Convertible Bonds Roundtable 2005

IFR Convertible Bonds 2005
3 min read

When IFR held its second convertible bond roundtable on February 17, the participants – Stephan Theissing of Allianz, Douglas Decker (Barclays Capital), Franck Cazaubieilh (BNP Paribas), Martin Fisch (Deutsche Bank), Manish Wadhwani (HVB), Viswas Raghavan (JP Morgan), Antoine de Guillenchmidt (Merrill Lynch) and Lorraine Lodge (Nomura) – had a lot to talk about.

The principal drivers of convertible market activity all came up for discussion – the impact of low implied volatilities on issuance and investor engagement, impediments to better deal flow, investment preferences and investor types, issuance modalities and investment strategies, and accounting issues.

The detrimental impact of low volatility on convertible issuance was the logical starting point, particularly in light of the dominance of stock option arbitrageurs on the buyside. Arbitraging option volatility lost its lustre as a viable investment strategy some time ago, so investors are now looking at alternative ways of playing the market, including capital structure arb or taking more classic directional views. And in a back-to-the-future scenario, outright position takers could once again take centre stage as the market dynamics play to their strengths.

Despite the collapse in option volatility, the dramatic tightening in credit spreads along with rock-bottom interest rates have supported extremely compelling financing opportunities for convertible issuers. And even if issuers can no longer achieve eye-popping conversion premiums, the inverse correlation between stock prices and implied volatility means that they can price off more robust stock price levels at the same time as achieving excellent all-in funding.

If the same market conditions have made straight bond issuance equally attractive, the convertible market has at least one advantage over the bond market in that it offers market access to issuers that would not pass muster with straight bond investors. Hence the emergence of small and mid-cap CB issuers, and emerging market issuers.

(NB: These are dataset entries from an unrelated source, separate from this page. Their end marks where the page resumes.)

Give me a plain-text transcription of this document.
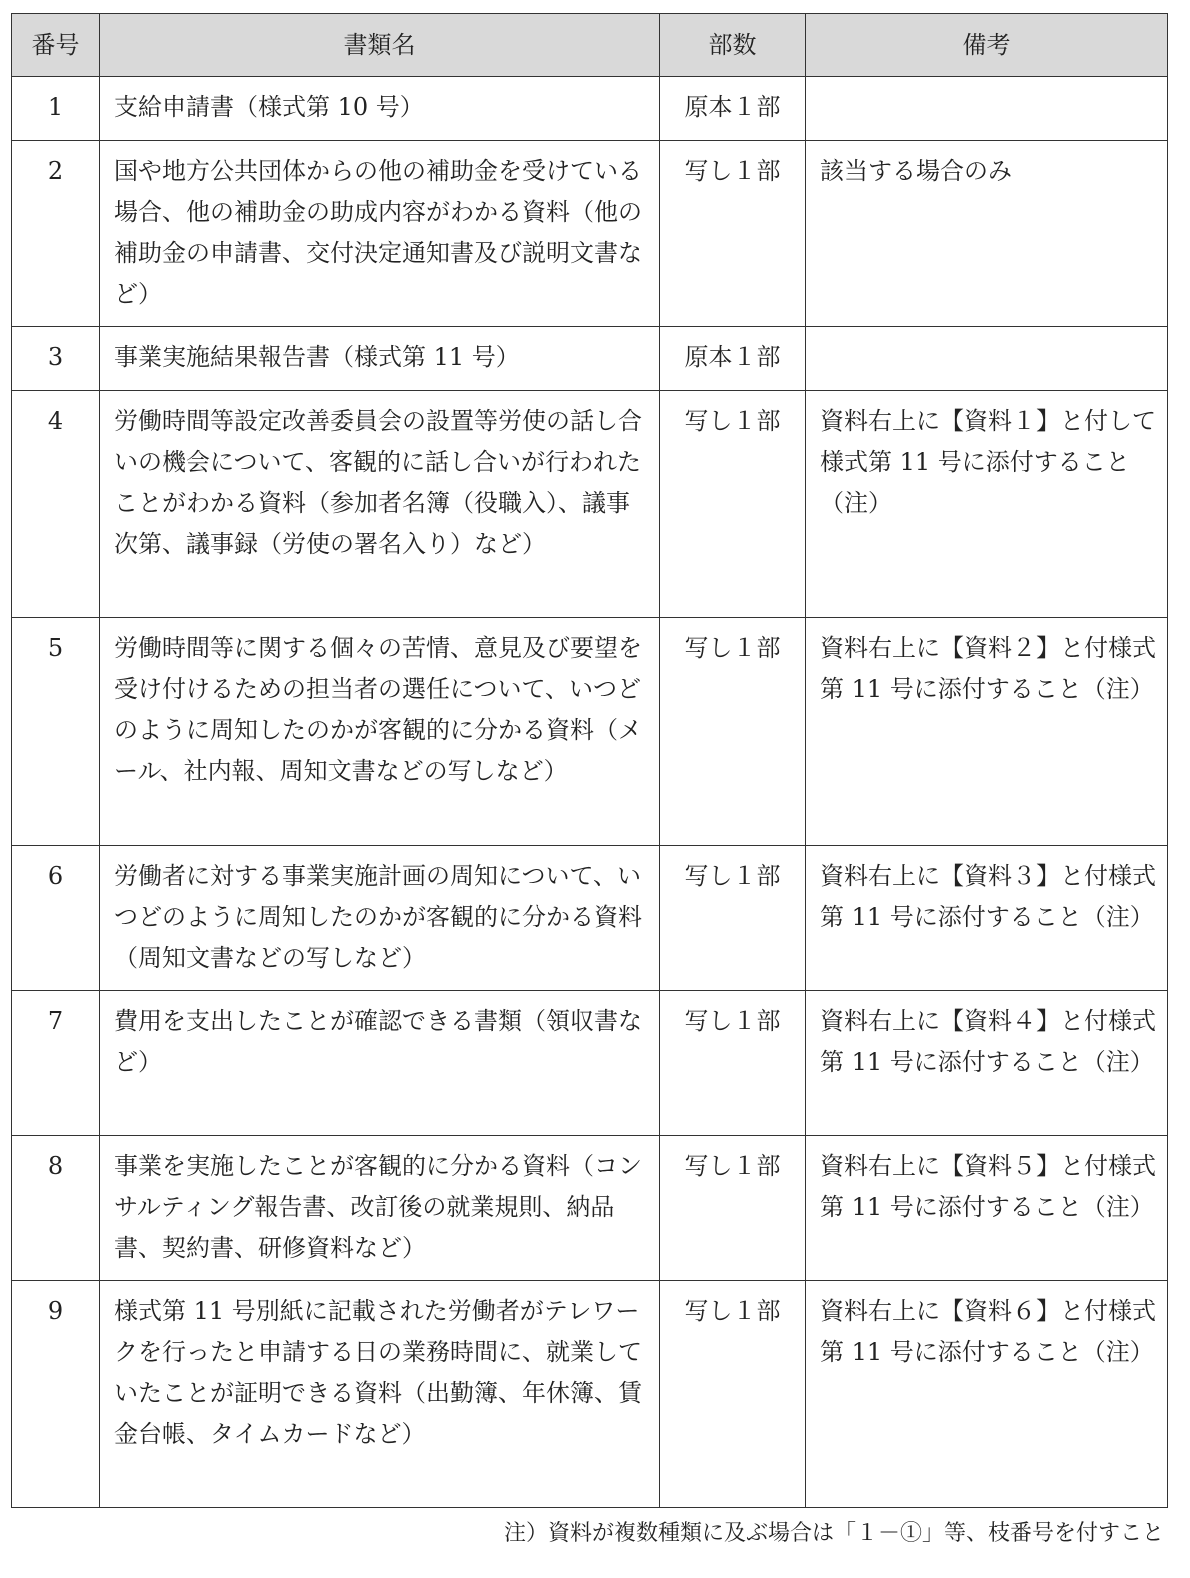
番号	書類名	部数	備考
1	支給申請書（様式第 10 号）	原本１部	
2	国や地方公共団体からの他の補助金を受けている場合、他の補助金の助成内容がわかる資料（他の補助金の申請書、交付決定通知書及び説明文書など）	写し１部	該当する場合のみ
3	事業実施結果報告書（様式第 11 号）	原本１部	
4	労働時間等設定改善委員会の設置等労使の話し合いの機会について、客観的に話し合いが行われたことがわかる資料（参加者名簿（役職入）、議事次第、議事録（労使の署名入り）など）	写し１部	資料右上に【資料１】と付して様式第 11 号に添付すること（注）
5	労働時間等に関する個々の苦情、意見及び要望を受け付けるための担当者の選任について、いつどのように周知したのかが客観的に分かる資料（メール、社内報、周知文書などの写しなど）	写し１部	資料右上に【資料２】と付様式第 11 号に添付すること（注）
6	労働者に対する事業実施計画の周知について、いつどのように周知したのかが客観的に分かる資料（周知文書などの写しなど）	写し１部	資料右上に【資料３】と付様式第 11 号に添付すること（注）
7	費用を支出したことが確認できる書類（領収書など）	写し１部	資料右上に【資料４】と付様式第 11 号に添付すること（注）
8	事業を実施したことが客観的に分かる資料（コンサルティング報告書、改訂後の就業規則、納品書、契約書、研修資料など）	写し１部	資料右上に【資料５】と付様式第 11 号に添付すること（注）
9	様式第 11 号別紙に記載された労働者がテレワークを行ったと申請する日の業務時間に、就業していたことが証明できる資料（出勤簿、年休簿、賃金台帳、タイムカードなど）	写し１部	資料右上に【資料６】と付様式第 11 号に添付すること（注）
注）資料が複数種類に及ぶ場合は「１－①」等、枝番号を付すこと
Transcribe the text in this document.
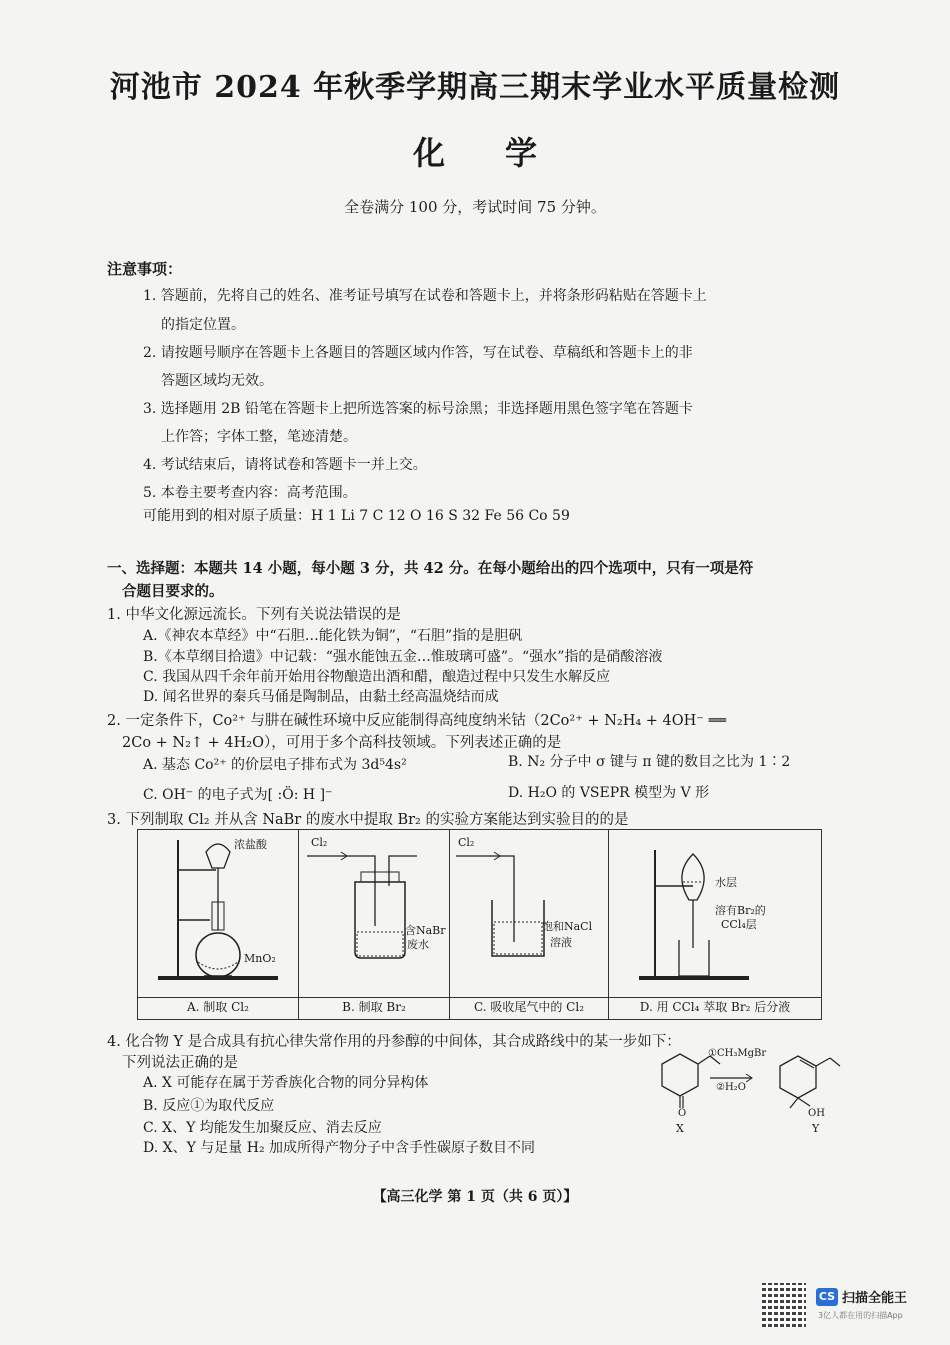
河池市 2024 年秋季学期高三期末学业水平质量检测
化学
全卷满分 100 分，考试时间 75 分钟。
注意事项：
1. 答题前，先将自己的姓名、准考证号填写在试卷和答题卡上，并将条形码粘贴在答题卡上
的指定位置。
2. 请按题号顺序在答题卡上各题目的答题区域内作答，写在试卷、草稿纸和答题卡上的非
答题区域均无效。
3. 选择题用 2B 铅笔在答题卡上把所选答案的标号涂黑；非选择题用黑色签字笔在答题卡
上作答；字体工整，笔迹清楚。
4. 考试结束后，请将试卷和答题卡一并上交。
5. 本卷主要考查内容：高考范围。
可能用到的相对原子质量：H 1 Li 7 C 12 O 16 S 32 Fe 56 Co 59
一、选择题：本题共 14 小题，每小题 3 分，共 42 分。在每小题给出的四个选项中，只有一项是符
合题目要求的。
1. 中华文化源远流长。下列有关说法错误的是
A.《神农本草经》中“石胆…能化铁为铜”，“石胆”指的是胆矾
B.《本草纲目拾遗》中记载：“强水能蚀五金…惟玻璃可盛”。“强水”指的是硝酸溶液
C. 我国从四千余年前开始用谷物酿造出酒和醋，酿造过程中只发生水解反应
D. 闻名世界的秦兵马俑是陶制品，由黏土经高温烧结而成
2. 一定条件下，Co²⁺ 与肼在碱性环境中反应能制得高纯度纳米钴（2Co²⁺ + N₂H₄ + 4OH⁻ ══
2Co + N₂↑ + 4H₂O），可用于多个高科技领域。下列表述正确的是
A. 基态 Co²⁺ 的价层电子排布式为 3d⁵4s²	B. N₂ 分子中 σ 键与 π 键的数目之比为 1∶2
C. OH⁻ 的电子式为[ :Ö: H ]⁻	D. H₂O 的 VSEPR 模型为 V 形
3. 下列制取 Cl₂ 并从含 NaBr 的废水中提取 Br₂ 的实验方案能达到实验目的的是
浓盐酸
MnO₂	Cl₂
含NaBr
废水	Cl₂
饱和NaCl
溶液	水层
溶有Br₂的
CCl₄层

A. 制取 Cl₂	B. 制取 Br₂	C. 吸收尾气中的 Cl₂	D. 用 CCl₄ 萃取 Br₂ 后分液
4. 化合物 Y 是合成具有抗心律失常作用的丹参醇的中间体，其合成路线中的某一步如下：
下列说法正确的是
A. X 可能存在属于芳香族化合物的同分异构体
B. 反应①为取代反应
C. X、Y 均能发生加聚反应、消去反应
D. X、Y 与足量 H₂ 加成所得产物分子中含手性碳原子数目不同
①CH₃MgBr
②H₂O
O	OH
X	Y
【高三化学 第 1 页（共 6 页）】
CS 扫描全能王
3亿人都在用的扫描App
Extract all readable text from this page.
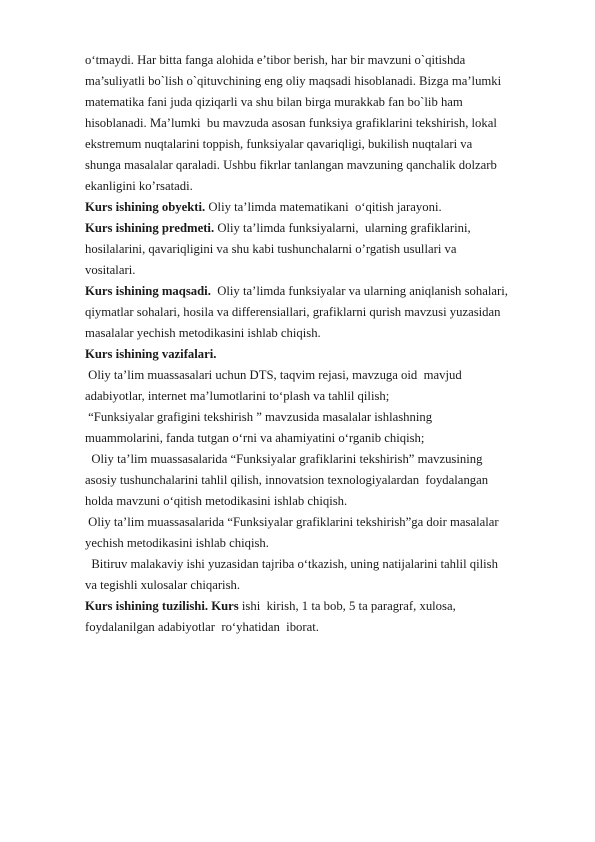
o‘tmaydi. Har bitta fanga alohida e’tibor berish, har bir mavzuni o`qitishda
ma’suliyatli bo`lish o`qituvchining eng oliy maqsadi hisoblanadi. Bizga ma’lumki
matematika fani juda qiziqarli va shu bilan birga murakkab fan bo`lib ham
hisoblanadi. Ma’lumki  bu mavzuda asosan funksiya grafiklarini tekshirish, lokal
ekstremum nuqtalarini toppish, funksiyalar qavariqligi, bukilish nuqtalari va
shunga masalalar qaraladi. Ushbu fikrlar tanlangan mavzuning qanchalik dolzarb
ekanligini ko’rsatadi.
Kurs ishining obyekti. Oliy ta’limda matematikani  o‘qitish jarayoni.
Kurs ishining predmeti. Oliy ta’limda funksiyalarni,  ularning grafiklarini,
hosilalarini, qavariqligini va shu kabi tushunchalarni o’rgatish usullari va
vositalari.
Kurs ishining maqsadi.  Oliy ta’limda funksiyalar va ularning aniqlanish sohalari,
qiymatlar sohalari, hosila va differensiallari, grafiklarni qurish mavzusi yuzasidan
masalalar yechish metodikasini ishlab chiqish.
Kurs ishining vazifalari.
Oliy ta’lim muassasalari uchun DTS, taqvim rejasi, mavzuga oid  mavjud
adabiyotlar, internet ma’lumotlarini to‘plash va tahlil qilish;
“Funksiyalar grafigini tekshirish ” mavzusida masalalar ishlashning
muammolarini, fanda tutgan o‘rni va ahamiyatini o‘rganib chiqish;
Oliy ta’lim muassasalarida “Funksiyalar grafiklarini tekshirish” mavzusining
asosiy tushunchalarini tahlil qilish, innovatsion texnologiyalardan  foydalangan
holda mavzuni o‘qitish metodikasini ishlab chiqish.
Oliy ta’lim muassasalarida “Funksiyalar grafiklarini tekshirish”ga doir masalalar
yechish metodikasini ishlab chiqish.
Bitiruv malakaviy ishi yuzasidan tajriba o‘tkazish, uning natijalarini tahlil qilish
va tegishli xulosalar chiqarish.
Kurs ishining tuzilishi. Kurs ishi  kirish, 1 ta bob, 5 ta paragraf, xulosa,
foydalanilgan adabiyotlar  ro‘yhatidan  iborat.
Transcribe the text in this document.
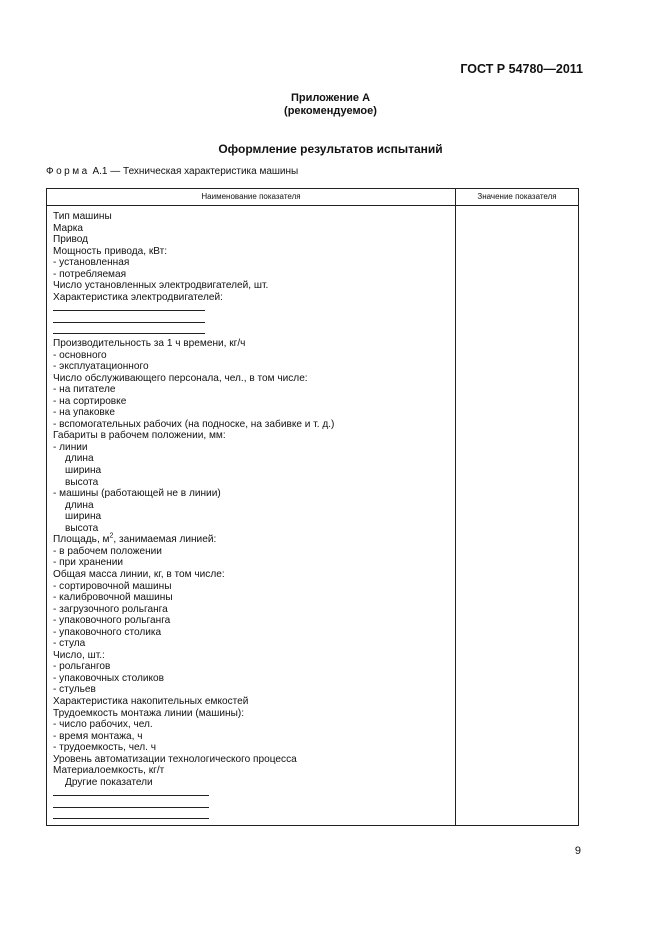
ГОСТ Р 54780—2011
Приложение А
(рекомендуемое)
Оформление результатов испытаний
Форма А.1 — Техническая характеристика машины
Наименование показателя	Значение показателя
Тип машины
Марка
Привод
Мощность привода, кВт:
- установленная
- потребляемая
Число установленных электродвигателей, шт.
Характеристика электродвигателей:
Производительность за 1 ч времени, кг/ч
- основного
- эксплуатационного
Число обслуживающего персонала, чел., в том числе:
- на питателе
- на сортировке
- на упаковке
- вспомогательных рабочих (на подноске, на забивке и т. д.)
Габариты в рабочем положении, мм:
- линии
длина
ширина
высота
- машины (работающей не в линии)
длина
ширина
высота
Площадь, $м^2$, занимаемая линией:
- в рабочем положении
- при хранении
Общая масса линии, кг, в том числе:
- сортировочной машины
- калибровочной машины
- загрузочного рольганга
- упаковочного рольганга
- упаковочного столика
- стула
Число, шт.:
- рольгангов
- упаковочных столиков
- стульев
Характеристика накопительных емкостей
Трудоемкость монтажа линии (машины):
- число рабочих, чел.
- время монтажа, ч
- трудоемкость, чел. ч
Уровень автоматизации технологического процесса
Материалоемкость, кг/т
Другие показатели
9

In fact, one of the interesting side effects of the recent dearth of convertible issuance is that issuers can achieve their corporate finance objectives in the market more easily.

Convertible investors need to put money to work, especially given a high rate of redemptions. That means they will look at almost anything, from unrated issuers, to emerging market issuers, issues denominated in exotic currencies, and innovative securities. For the banks, structuring and distributing complex instruments remains one of the few areas where they can garner decent economics.

As Stephan Theissing of Allianz points out, structural innovation has a lot to do with the trust and confidence of investors about an issuer, although even if that balance can be struck, there is a direct link between degree of innovation and the amount of cash an issuer can pull out of the market.

Beyond meeting strict corporate finance needs, the inherent flexibility of the convertible market makes it ideal for redistributing derivatives risk, with the underwriting bank either repackaging risk that it has warehoused from a non-related deal with a client, or laying off its own trading book hedge to the market.

These have been difficult times for the convert market in Europe, but as you can see, there is a lot to talk about.